Red Alder is morphologically similar to many other taxa and shows a close relationship to the south and central American species A. acuminata, A. jorullensis and A. oblongifolia, it is also similar to A. incana; in the absence of provenance details A. rubra can be distinguished from these taxa by its recurved leaf margin. It is also distinguishable by its ovate leaves with coarse toothing, and smooth grey bark. All other taxa have leaf blades flat (rarely slightly recurved); A. oblongifolia has smaller leaves with sharper (sometimes acuminate) toothing; A. rhombifolia has narrower ovate to lanceolate leaves with coarse uneven double-serrate teeth, while both A. oblongifolia and A. rhombifolia have their stamens and perianth parts in 2s or rarely 4s (when two are large and two smaller). A. acuminata has larger lobulate leaves that are smooth and glossy, and with variously pubescent petioles, leaf veins and peduncles. A. incana subsp. tenuifolia is easily distinguished by the much smaller cones and its somewhat shrubby form. A dissected leaf form (A. rubra f. pinnatisecta (Starker) Rehder) occurs in several locations and is always variable in leaf form; this form is widely cultivated (see below).

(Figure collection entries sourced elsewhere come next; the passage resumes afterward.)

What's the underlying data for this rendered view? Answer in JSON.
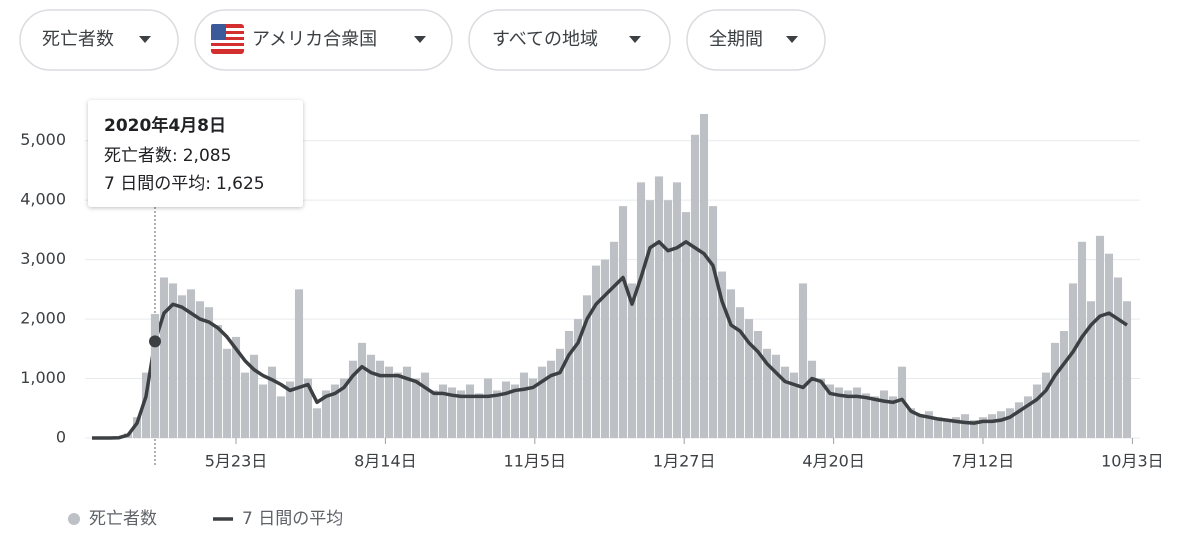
{
  "filters": [
    {
      "label": "死亡者数"
    },
    {
      "label": "アメリカ合衆国"
    },
    {
      "label": "すべての地域"
    },
    {
      "label": "全期間"
    }
  ],
  "chart_data": {
    "type": "bar_line",
    "x": [
      0,
      5,
      10,
      15,
      20,
      25,
      30,
      35,
      40,
      45,
      50,
      55,
      60,
      65,
      70,
      75,
      80,
      85,
      90,
      95,
      100,
      105,
      110,
      115,
      120,
      125,
      130,
      135,
      140,
      145,
      150,
      155,
      160,
      165,
      170,
      175,
      180,
      185,
      190,
      195,
      200,
      205,
      210,
      215,
      220,
      225,
      230,
      235,
      240,
      245,
      250,
      255,
      260,
      265,
      270,
      275,
      280,
      285,
      290,
      295,
      300,
      305,
      310,
      315,
      320,
      325,
      330,
      335,
      340,
      345,
      350,
      355,
      360,
      365,
      370,
      375,
      380,
      385,
      390,
      395,
      400,
      405,
      410,
      415,
      420,
      425,
      430,
      435,
      440,
      445,
      450,
      455,
      460,
      465,
      470,
      475,
      480,
      485,
      490,
      495,
      500,
      505,
      510,
      515,
      520,
      525,
      530,
      535,
      540,
      545,
      550,
      555,
      560,
      565,
      570,
      575
    ],
    "xlim": [
      0,
      580
    ],
    "xticks": [
      {
        "value": 80,
        "label": "5月23日"
      },
      {
        "value": 163,
        "label": "8月14日"
      },
      {
        "value": 246,
        "label": "11月5日"
      },
      {
        "value": 329,
        "label": "1月27日"
      },
      {
        "value": 412,
        "label": "4月20日"
      },
      {
        "value": 495,
        "label": "7月12日"
      },
      {
        "value": 578,
        "label": "10月3日"
      }
    ],
    "ylim": [
      0,
      5500
    ],
    "yticks": [
      0,
      {
        "value": 1000,
        "label": "1,000"
      },
      {
        "value": 2000,
        "label": "2,000"
      },
      {
        "value": 3000,
        "label": "3,000"
      },
      {
        "value": 4000,
        "label": "4,000"
      },
      {
        "value": 5000,
        "label": "5,000"
      }
    ],
    "grid": true,
    "series": [
      {
        "name": "死亡者数",
        "color": "#bdc1c6",
        "mark": "bar",
        "values": [
          0,
          0,
          0,
          10,
          80,
          350,
          1100,
          2085,
          2700,
          2600,
          2400,
          2500,
          2300,
          2200,
          1900,
          1500,
          1700,
          1100,
          1400,
          900,
          1200,
          700,
          950,
          2500,
          1000,
          500,
          800,
          900,
          1000,
          1300,
          1600,
          1400,
          1300,
          1200,
          1100,
          1200,
          1000,
          1100,
          800,
          900,
          850,
          800,
          900,
          750,
          1000,
          800,
          950,
          900,
          1100,
          1000,
          1200,
          1300,
          1500,
          1800,
          2000,
          2400,
          2900,
          3000,
          3300,
          3900,
          2600,
          4300,
          4000,
          4400,
          4000,
          4300,
          3800,
          5100,
          5450,
          3900,
          2800,
          2500,
          2200,
          2000,
          1800,
          1500,
          1400,
          1200,
          1100,
          2600,
          1300,
          1000,
          900,
          850,
          800,
          850,
          750,
          700,
          800,
          700,
          1200,
          500,
          400,
          450,
          350,
          300,
          350,
          400,
          300,
          350,
          400,
          450,
          500,
          600,
          700,
          900,
          1100,
          1600,
          1800,
          2600,
          3300,
          2300,
          3400,
          3100,
          2700,
          2300
        ]
      },
      {
        "name": "7 日間の平均",
        "color": "#3c4043",
        "mark": "line",
        "values": [
          0,
          0,
          0,
          5,
          50,
          250,
          700,
          1625,
          2100,
          2250,
          2200,
          2100,
          2000,
          1950,
          1850,
          1700,
          1500,
          1300,
          1150,
          1050,
          980,
          900,
          800,
          850,
          900,
          600,
          700,
          750,
          850,
          1050,
          1200,
          1100,
          1050,
          1050,
          1050,
          1000,
          950,
          850,
          750,
          750,
          720,
          700,
          700,
          700,
          700,
          720,
          750,
          800,
          820,
          850,
          950,
          1050,
          1100,
          1400,
          1600,
          2000,
          2250,
          2400,
          2550,
          2700,
          2250,
          2700,
          3200,
          3300,
          3150,
          3200,
          3300,
          3200,
          3100,
          2900,
          2300,
          1900,
          1800,
          1600,
          1450,
          1250,
          1100,
          950,
          900,
          850,
          1000,
          950,
          750,
          720,
          700,
          700,
          680,
          650,
          620,
          600,
          650,
          450,
          380,
          350,
          320,
          300,
          280,
          260,
          250,
          280,
          280,
          300,
          350,
          450,
          550,
          650,
          800,
          1050,
          1250,
          1450,
          1700,
          1900,
          2050,
          2100,
          2000,
          1900
        ]
      }
    ],
    "tooltip": {
      "date": "2020年4月8日",
      "x": 35,
      "lines": [
        {
          "label": "死亡者数:",
          "value": 2085,
          "value_label": "2,085"
        },
        {
          "label": "7 日間の平均:",
          "value": 1625,
          "value_label": "1,625"
        }
      ]
    }
  }
}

Red Alder grows into a striking and attractive tree in cultivation, both in leaf and flower. It will grow quickly to 25–30 m in cultivation in optimal conditions, and although mostly associated with mild humid environments, has proven to be both very drought tolerant and cold hardy. It makes an excellent street tree due to is robustness, is wind-firm and can tolerant both waterlogging and drought. It is widely used as a nurse crop for other tree species, and is an especially useful species for land improvement, stabilisation and protecting and improving waterways. It has a tendency to be somewhat weedy away from its native range and may be a contributing invasive species in the future. Introduced to cultivation in Britain in 1880, it is now common in gardens, arboreta and as a forest tree. The biggest is in Gwydir Forest Park, Gwynedd (28 m in 2016, Tree Register 2021), but many similarly sized specimens exist. The largest tree recorded from the wild is 30 m and grows in Benton County, Oregon (American Forests 2021). Being a relatively short-lived species, plants introduced to Kew and Edinburgh in 1880 have died since Bean noted these (Bean 1976). Red Alder is susceptible to Alder Leaf Beetle and Phytophthora alni.